Discovering Real Estate as an Investment

The most appealing part of investing in real estate is the secure long term return; real estate rarely loses long term value.

There are various ways of making money off real estate, such as:

  1. Buying and selling properties
  2. Buying and renting properties
  3. Buying land and developing it

Buying and selling real estate can be done in various ways:

Buying properties, renovating, and reselling at a higher price.

This is a great way to make some money. The main risk here, is that the cost of renovations could be higher than the difference between the buying price and the selling price. Usually the more money invested, the higher the risk.

Buying properties, enjoying them for a while, and then reselling them at a higher price when the value goes up.

This isn’t likely to have the greatest return on investment (ROI) because the interest paid on the mortgage will erase much of the profit earned from the increase in the value of the house. The main return on this type of real estate investment is the utility of the house. The investor must determine if the utility of the home is worth the investment.

Investing in real estate you enjoy vacationing in.

Often people will rent out their property while they are away, and then enjoy it when they want to take a vacation. In Ottawa, the most popular real estate investments for vacation purposes are in Florida, Mexico, Europe and the Caribbean.

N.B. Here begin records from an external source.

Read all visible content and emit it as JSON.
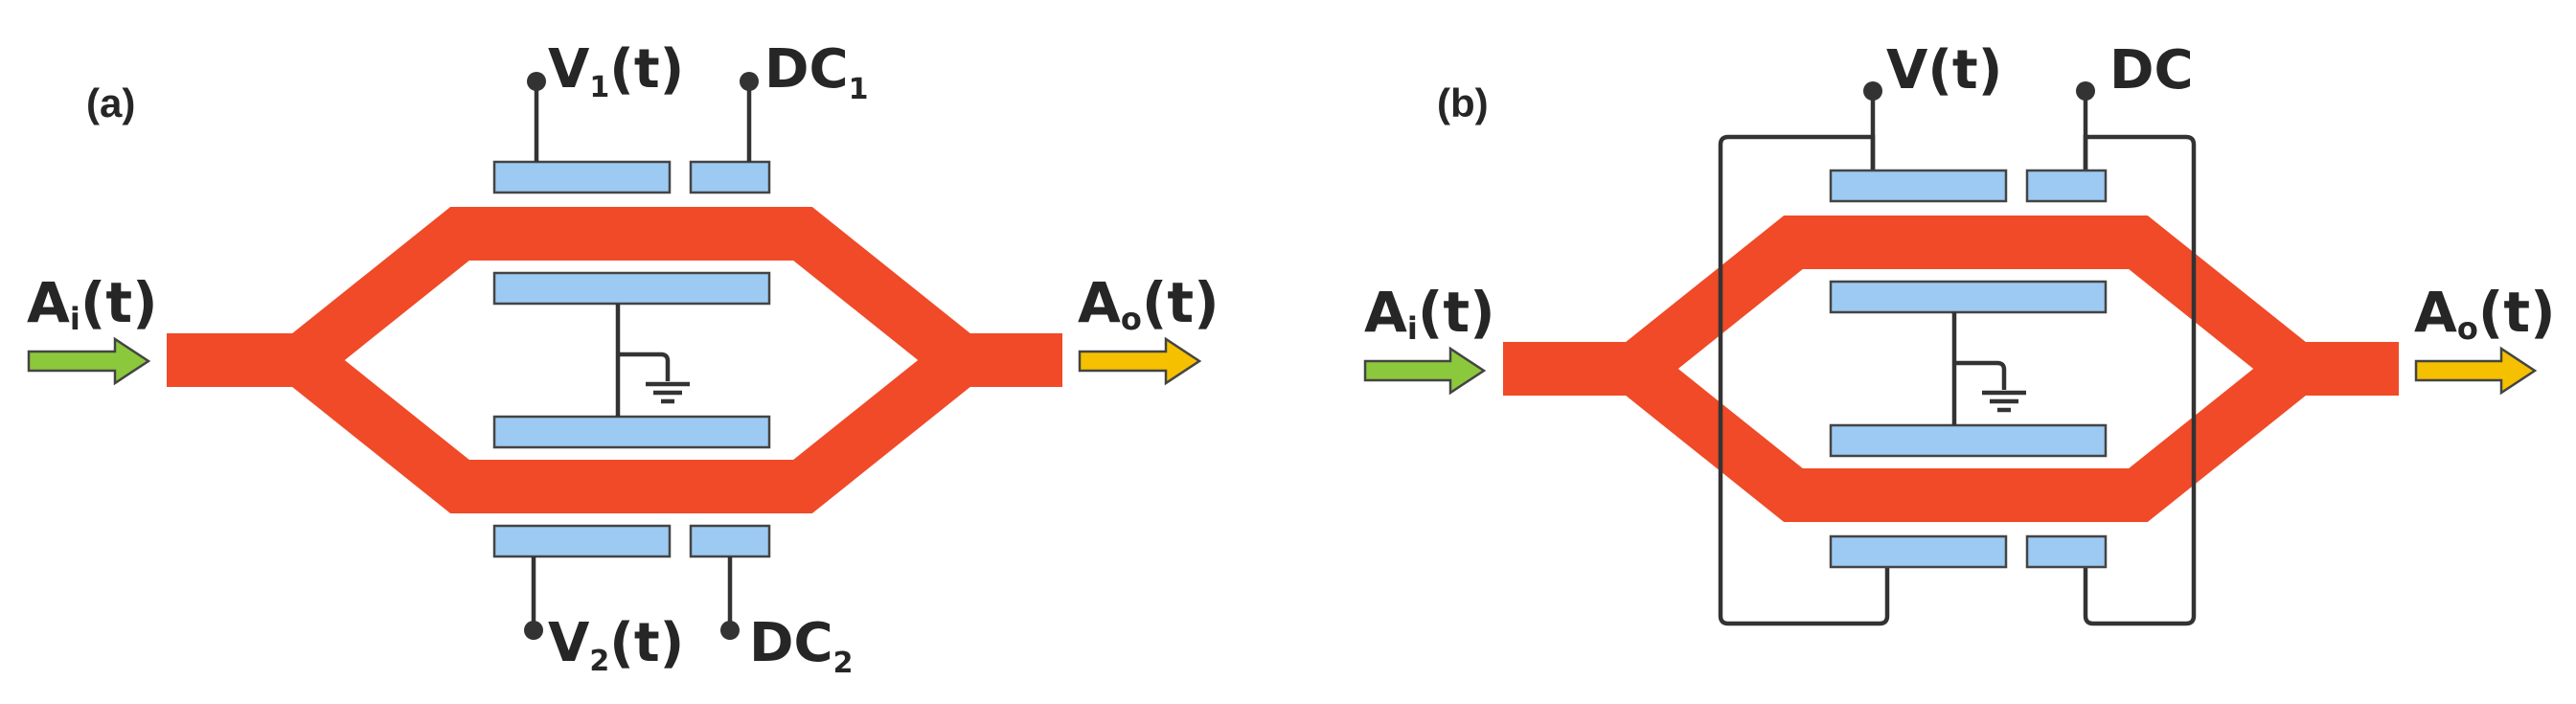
{
  "panel_a": {
    "tag": "(a)",
    "input": {
      "main": "A",
      "sub": "i",
      "arg": "(t)"
    },
    "output": {
      "main": "A",
      "sub": "o",
      "arg": "(t)"
    },
    "v_top": {
      "main": "V",
      "sub": "1",
      "arg": "(t)"
    },
    "dc_top": {
      "main": "DC",
      "sub": "1"
    },
    "v_bottom": {
      "main": "V",
      "sub": "2",
      "arg": "(t)"
    },
    "dc_bottom": {
      "main": "DC",
      "sub": "2"
    }
  },
  "panel_b": {
    "tag": "(b)",
    "input": {
      "main": "A",
      "sub": "i",
      "arg": "(t)"
    },
    "output": {
      "main": "A",
      "sub": "o",
      "arg": "(t)"
    },
    "v": "V(t)",
    "dc": "DC"
  },
  "colors": {
    "waveguide": "#f04a28",
    "electrode": "#9ccaf2",
    "input_arrow": "#8cc83c",
    "output_arrow": "#f5c000",
    "wire": "#333333"
  }
}
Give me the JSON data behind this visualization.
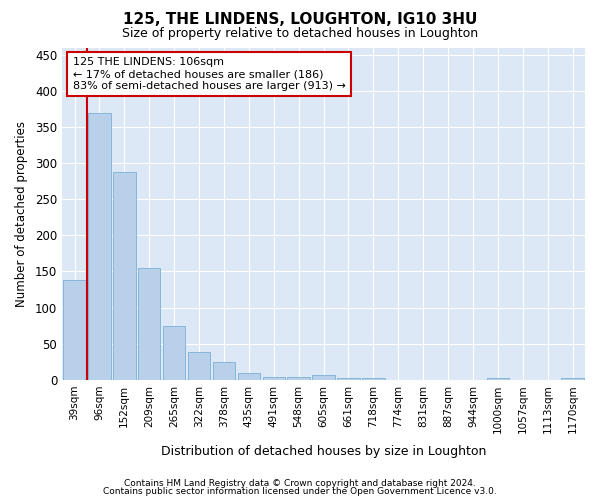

Buying property that has been repossessed by the bank or lender.

This type of real estate investment is often highly sought after amongst real estate investors. Usually the banks or mortgage lenders are eager to get rid of these properties at a discount.

Once you have determined the type of real estate investment you are most interested in, consider the potential ROI of your potential Ottawa property purchase.

ROI is a simple calculation, but can have a huge impact on the choices you make in your real estate investments. ROI is calculated by taking the projected yearly earnings on a property and subtracting the year’s maintenance costs and taxes on the property. Then take the total yearly profit of the real estate investment and divide it by the total amount invested.